Georges Dubœuf, encadré de ses deux éducateurs viti-vinicoles, l’oncle maternel à gauche, le grand frère Roger à droite. (D.R.)

La carrière longue et fructueuse de Georges Dubœuf semble avoir été dictée par l’idéalisme d’un vigneron de conviction et le pragmatisme de celui qui sait qu’on ne peut créer sans agir. Idéalistes, ces débuts homériques où le jeune embouteilleur itinérant crée sa « Guilde du beaujolais » pour trouver une alternative à un négoce alors omniprésent et rétif à toute innovation. Pragmatique, le passage rapide au métier précisément de négociant, pour pouvoir progresser et aller jusqu’au bout d’une démarche d’engagement personnel. « On ne vivote pas dans le négoce de chez nous, on perce où on s’efface ! » dit Georges Dubœuf au journaliste Henri Elwing en 1989(1).

Traitée en dessin façon Dubout au début des années 1960, voici une des premières réclames de Georges Dubœuf. (D.R.)

Toutes les grandes étapes de la maison Dubœuf ont été façonnées sous ce double éclairage, qu’il s’agisse des liens, toujours extrêmement forts, entretenus avec le vignoble et les vignerons, des grands chantiers de la promotion, servant souvent autant le Beaujolais que sa marque (la saga du beaujolais nouveau, mais aussi l’aventure du Hameau du vin, son village-musée à Romanèche-Thorins), ou plus fondamentalement du style des vins et des méthodes utilisées. Contrairement à ce qui est souvent imaginé par les professionnels qui se contentent d’idées reçues sur une production ayant depuis longtemps le mérite d’être populaire, les vins de Dubœuf ont beaucoup évolué avec le temps, au fur et mesure de la capacité de Georges, Franck son fils et leur équipe, à mieux maîtriser la qualité d’approvisionnement de leurs fournisseurs. De fait, ne possédant rien au début de sa carrière, Georges Dubœuf est parti de l’embouteillage et de la commercialisation des vins pour aller progressivement vers la maîtrise totale de la réalisation.
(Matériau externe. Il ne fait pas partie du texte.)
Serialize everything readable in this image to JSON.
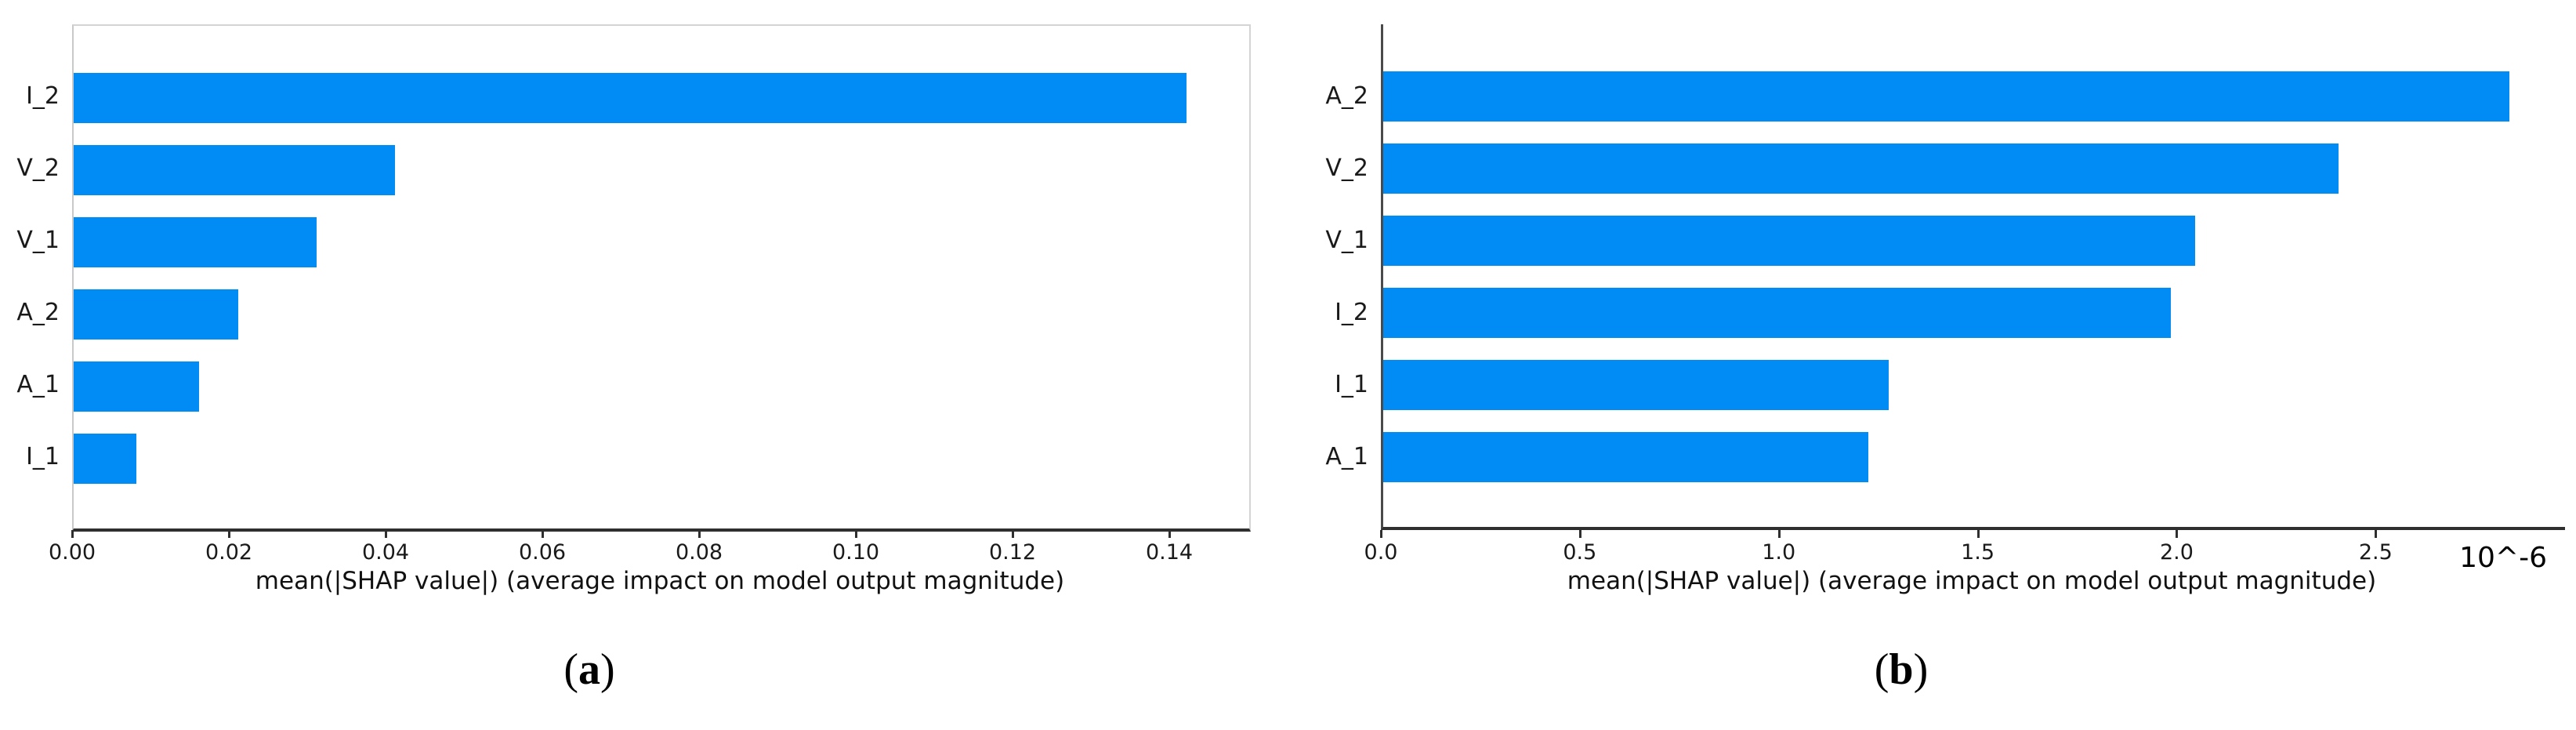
{
  "figure": {
    "captions": [
      {
        "open": "(",
        "letter": "a",
        "close": ")"
      },
      {
        "open": "(",
        "letter": "b",
        "close": ")"
      }
    ]
  },
  "chart_data": [
    {
      "type": "bar",
      "orientation": "horizontal",
      "panel": "a",
      "title": "",
      "categories": [
        "I_2",
        "V_2",
        "V_1",
        "A_2",
        "A_1",
        "I_1"
      ],
      "values": [
        0.142,
        0.041,
        0.031,
        0.021,
        0.016,
        0.008
      ],
      "xlabel": "mean(|SHAP value|) (average impact on model output magnitude)",
      "ylabel": "",
      "xlim": [
        0,
        0.15
      ],
      "xticks": [
        0,
        0.02,
        0.04,
        0.06,
        0.08,
        0.1,
        0.12,
        0.14
      ],
      "xtick_labels": [
        "0.00",
        "0.02",
        "0.04",
        "0.06",
        "0.08",
        "0.10",
        "0.12",
        "0.14"
      ],
      "bar_color": "#008bf5",
      "grid": false,
      "legend": null,
      "scale_note": ""
    },
    {
      "type": "bar",
      "orientation": "horizontal",
      "panel": "b",
      "title": "",
      "categories": [
        "A_2",
        "V_2",
        "V_1",
        "I_2",
        "I_1",
        "A_1"
      ],
      "values": [
        2.83,
        2.4,
        2.04,
        1.98,
        1.27,
        1.22
      ],
      "xlabel": "mean(|SHAP value|) (average impact on model output magnitude)",
      "ylabel": "",
      "xlim": [
        0,
        2.97
      ],
      "xticks": [
        0,
        0.5,
        1.0,
        1.5,
        2.0,
        2.5
      ],
      "xtick_labels": [
        "0.0",
        "0.5",
        "1.0",
        "1.5",
        "2.0",
        "2.5"
      ],
      "bar_color": "#008bf5",
      "grid": false,
      "legend": null,
      "scale_note": "10^-6"
    }
  ]
}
Paul Bocuse recevant l’hommage des vignerons fournisseurs et amis de Georges Dubœuf. (D.R.)

L’entrepreneur a su saisir les chances que sa passion et sa force de travail, toutes deux hors du commun, ont provoqué : la rencontre avec les grands chefs de la France des années 60 et 70 d’abord, Paul Bocuse en premier lieu, qui ont emmené littéralement dans les bagages de leur notoriété internationale les beaujolais de Dubœuf et leur style gai, allègre et évidemment moins intimidants que les grands crus bourguignons ou bordelais ; l’intuition géniale du beaujolais nouveau qu’il transforma quasiment en fête nationale et internationale. Ces succès n’ont pas été sans conséquences paradoxales pour le vignoble et l’entreprise : lorsque l’unique question des médias au matin du troisième jeudi du mois de novembre devint de savoir si le beaujolais nouveau de cette année a le goût de banane ou de framboise, on pouvait comprendre que la réussite d’une période entrainerait les déboires de la suivante. Mais restera l’idée forte d’avoir décloisonné un temps l’univers cadenassé du vin, de ces codes, de ses classes et de ses consommateurs.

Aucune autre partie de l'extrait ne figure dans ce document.